ウサギとヘビのハロウィン(BL風味SS)
「お菓子をくれんと悪戯するでー。イタズラ、イタズラー」
昼過ぎに事務所へ帰って来た所長は、何の曲かは不明だが、鼻歌混じりで駄菓子の袋を広げていた。
デスクの上には、数種類の駄菓子の小袋が散乱している。
「十二人分の菓子袋を作ろうと思ってな!」
と所長は、室内に居る相方に笑いかけた。
ハロウィンといえば、お菓子とイタズラ。近年、祭り好きの日本人は、様々な手法でこの行事を楽しんでいる。
祭り好きの所長は、イベント事には乗るタイプの人間だ。
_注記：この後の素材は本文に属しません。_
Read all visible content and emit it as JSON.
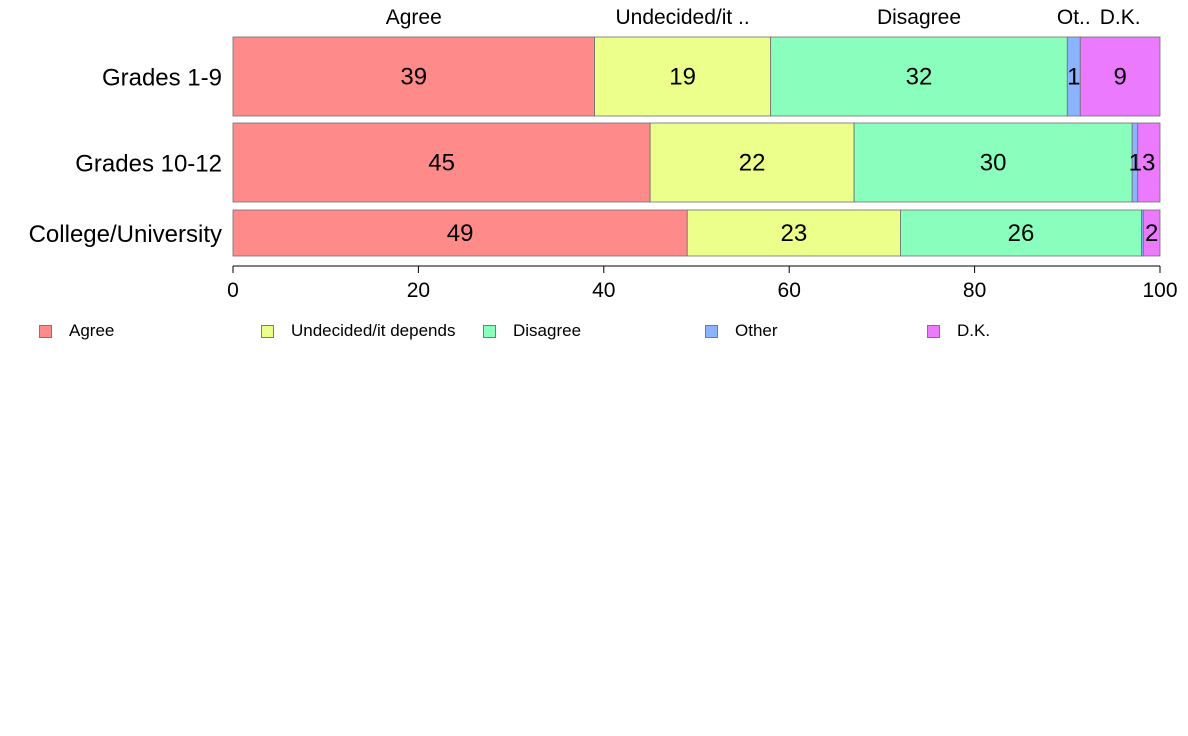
{
  "chart_data": {
    "type": "bar",
    "orientation": "horizontal",
    "stacked": true,
    "categories": [
      "Grades 1-9",
      "Grades 10-12",
      "College/University"
    ],
    "series": [
      {
        "name": "Agree",
        "short_label": "Agree",
        "color": "#ff8a8a",
        "values": [
          39,
          45,
          49
        ],
        "display": [
          "39",
          "45",
          "49"
        ]
      },
      {
        "name": "Undecided/it depends",
        "short_label": "Undecided/it ..",
        "color": "#ebff8a",
        "values": [
          19,
          22,
          23
        ],
        "display": [
          "19",
          "22",
          "23"
        ]
      },
      {
        "name": "Disagree",
        "short_label": "Disagree",
        "color": "#8affbd",
        "values": [
          32,
          30,
          26
        ],
        "display": [
          "32",
          "30",
          "26"
        ]
      },
      {
        "name": "Other",
        "short_label": "Ot..",
        "color": "#8ab4ff",
        "values": [
          1.4,
          0.6,
          0.2
        ],
        "display": [
          "1",
          "",
          ""
        ]
      },
      {
        "name": "D.K.",
        "short_label": "D.K.",
        "color": "#eb7aff",
        "values": [
          8.6,
          2.4,
          1.8
        ],
        "display": [
          "9",
          "",
          "2"
        ]
      }
    ],
    "annotations": [
      {
        "category": "Grades 10-12",
        "text": "13"
      }
    ],
    "xlim": [
      0,
      100
    ],
    "xticks": [
      0,
      20,
      40,
      60,
      80,
      100
    ],
    "legend_position": "bottom",
    "grid": false
  }
}
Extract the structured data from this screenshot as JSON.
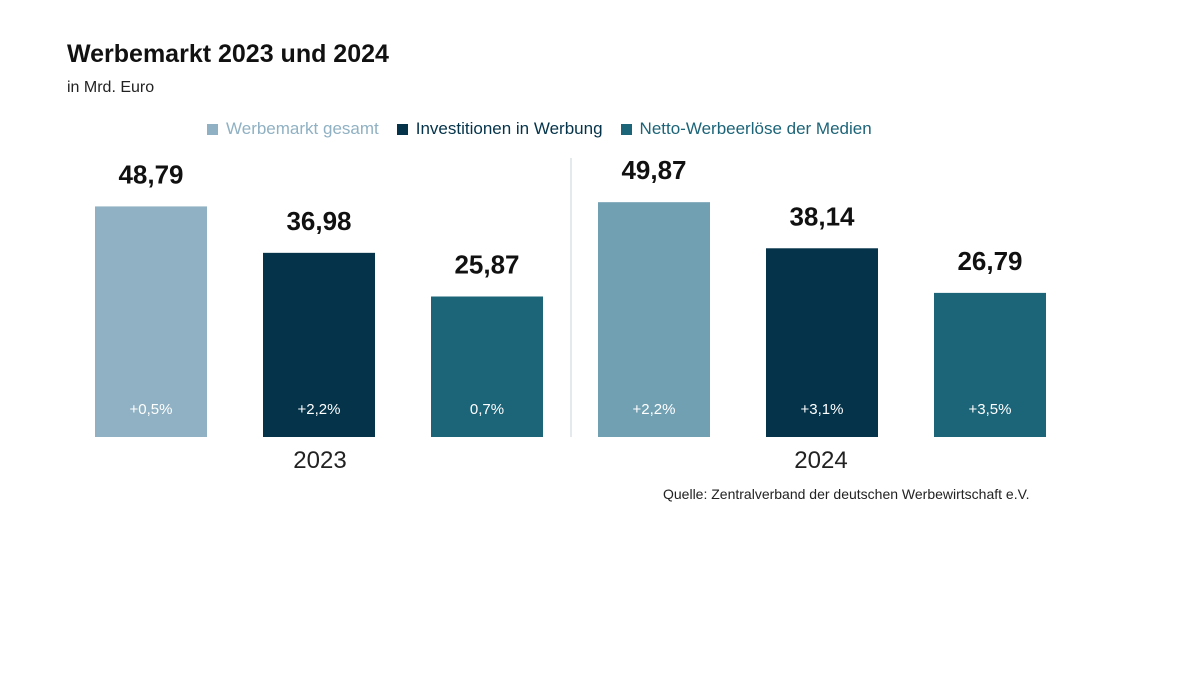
{
  "header": {
    "title": "Werbemarkt 2023 und 2024",
    "subtitle": "in Mrd. Euro"
  },
  "colors": {
    "werbemarkt_gesamt_2023": "#8fb1c3",
    "werbemarkt_gesamt_2024": "#72a0b3",
    "investitionen": "#04334a",
    "netto": "#1c6478",
    "divider": "#c8d3d9"
  },
  "chart_data": {
    "type": "bar",
    "title": "Werbemarkt 2023 und 2024",
    "subtitle": "in Mrd. Euro",
    "categories": [
      "2023",
      "2024"
    ],
    "series": [
      {
        "name": "Werbemarkt gesamt",
        "values": [
          48.79,
          49.87
        ],
        "labels": [
          "48,79",
          "49,87"
        ],
        "changes": [
          "+0,5%",
          "+2,2%"
        ]
      },
      {
        "name": "Investitionen in Werbung",
        "values": [
          36.98,
          38.14
        ],
        "labels": [
          "36,98",
          "38,14"
        ],
        "changes": [
          "+2,2%",
          "+3,1%"
        ]
      },
      {
        "name": "Netto-Werbeerlöse der Medien",
        "values": [
          25.87,
          26.79
        ],
        "labels": [
          "25,87",
          "26,79"
        ],
        "changes": [
          "0,7%",
          "+3,5%"
        ]
      }
    ],
    "legend_position": "top",
    "grid": false
  },
  "source": "Quelle: Zentralverband der deutschen Werbewirtschaft e.V."
}
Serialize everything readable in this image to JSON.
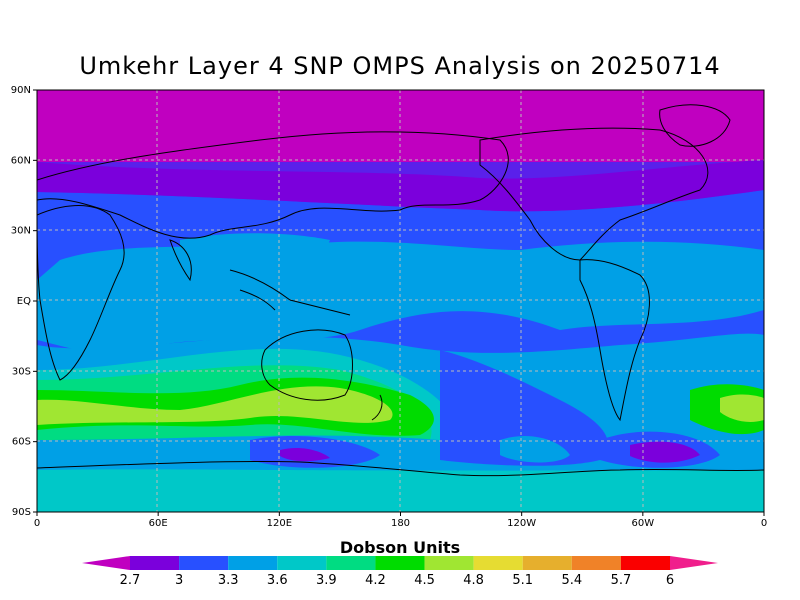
{
  "title": "Umkehr Layer 4 SNP OMPS Analysis on 20250714",
  "colorbar": {
    "title": "Dobson Units",
    "levels": [
      "2.7",
      "3",
      "3.3",
      "3.6",
      "3.9",
      "4.2",
      "4.5",
      "4.8",
      "5.1",
      "5.4",
      "5.7",
      "6"
    ],
    "colors": [
      "#c000c0",
      "#7b00dc",
      "#2850ff",
      "#00a0e6",
      "#00c8c8",
      "#00dc82",
      "#00dc00",
      "#a0e632",
      "#e6dc32",
      "#e6af2d",
      "#f08228",
      "#fa0000",
      "#f01e8c"
    ]
  },
  "map": {
    "lat_labels": [
      "90N",
      "60N",
      "30N",
      "EQ",
      "30S",
      "60S",
      "90S"
    ],
    "lon_labels": [
      "0",
      "60E",
      "120E",
      "180",
      "120W",
      "60W",
      "0"
    ]
  }
}
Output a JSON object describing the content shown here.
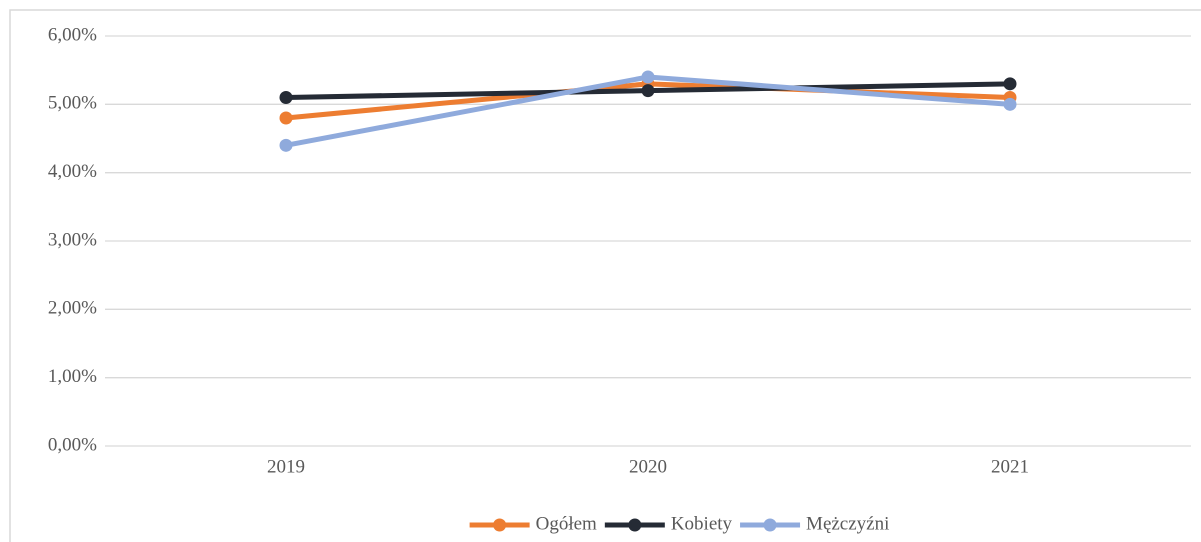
{
  "chart_data": {
    "type": "line",
    "categories": [
      "2019",
      "2020",
      "2021"
    ],
    "series": [
      {
        "name": "Ogółem",
        "color": "#ED7D31",
        "values": [
          4.8,
          5.3,
          5.1
        ]
      },
      {
        "name": "Kobiety",
        "color": "#252B35",
        "values": [
          5.1,
          5.2,
          5.3
        ]
      },
      {
        "name": "Mężczyźni",
        "color": "#8FAADC",
        "values": [
          4.4,
          5.4,
          5.0
        ]
      }
    ],
    "ylim": [
      0,
      6
    ],
    "yticks": [
      {
        "value": 0,
        "label": "0,00%"
      },
      {
        "value": 1,
        "label": "1,00%"
      },
      {
        "value": 2,
        "label": "2,00%"
      },
      {
        "value": 3,
        "label": "3,00%"
      },
      {
        "value": 4,
        "label": "4,00%"
      },
      {
        "value": 5,
        "label": "5,00%"
      },
      {
        "value": 6,
        "label": "6,00%"
      }
    ],
    "grid": true,
    "legend": "bottom"
  }
}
要するに、騒ぐのが好きな性分なのだ。
対して、その相方である副所長は、なるべくなら静かに過ごしたい性分なのだが――残念ながら、この相方と一緒に居る限り、そんな生活は望めない。
小さな溜め息をひとつ漏らすと、副所長は「じゃあ、六袋」とひと言。
透明な包装用PP袋を六枚、受け取った。
駄菓子の詰め合わせが、十二袋。
この事務所員の人数は、十四人。
「よし。っちゅーわけで、潤」
名前を呼ばれた副所長は、首を傾げる。
「お菓子をくれんと悪戯するでー!」
「あぁ。菓子なら……恵未から貰った、抹茶のダクワーズが……」
デスクの引き出しに掛けた副所長の右手を、所長の左手が制した。それはもう、凄い速さと、凄い力で。
「いやいやいや。そうじゃねーじゃろ」
「は?」
菓子なら……、と反復する副所長を、所長は更に制止する。
「菓子は要らんから、悪戯させろ。っちゅー事じゃって!」
「悪戯……? 今朝起き抜けに、俺の背中に手を突っ込んできただろ。まだ何かする気か」
副所長の言い分に、所長は言葉を詰まらせた。
図星だ。
確かに、朝イチで悪戯を仕掛けている。
だが、その程度の反論で、引き下がる所長ではない。
満面の笑みで以て、堂々と、宣言した。
「もちろん! 逆に、もう何もせんと思ったんか」
こうなったら、話を聞くような人物ではない。
副所長は諦めて、何をするんだ、という意味を込めて「で?」と返した。
それを聞き届けるや否や、所長は両手を、副所長の両脇腹へ宛てがった。
「ひッ!? ちょっゃ、やめ! だか、それっ駄……ッ、ひゃ――ッッ」
昨日から所長のお気に入りとなっている、“脇腹こちょこちょ”。
所長は、これがやりたくて仕方がなかったのだ。
副所長がヒィヒィ言っていると――、ガチャ。
と、唐突に部屋の扉が開いた。
そして、今まさにこの部屋へ足を踏み入れようとしていた紫頭の人物は、部屋へ入る事なく、無言で扉を閉め、静寂だけを残して去って行った。
数秒の沈黙。
「今の、何か……誤解された気がする……」
後ろから副所長に抱き付く体勢で“脇腹こちょこちょ”をしていた所長は、無言の扉を見詰めて、口元を引き攣らせた。
『ウサギ印の暗殺屋~13日の金曜日~』最終話直後、『ウサギ印のハロウィン~臨時ボーナス争奪戦~』直前の話でした。
内容の関係で、『臨時ボーナス争奪戦』の後ろに掲載してあります。
因みに、“脇腹こちょこちょ”は番外の『その後の一日』で初登場しています(笑)
余談の更に余談ですが、泰騎の体温は37℃超えです。あったかいです。
朝の悪戯時は、水仕事直後でした。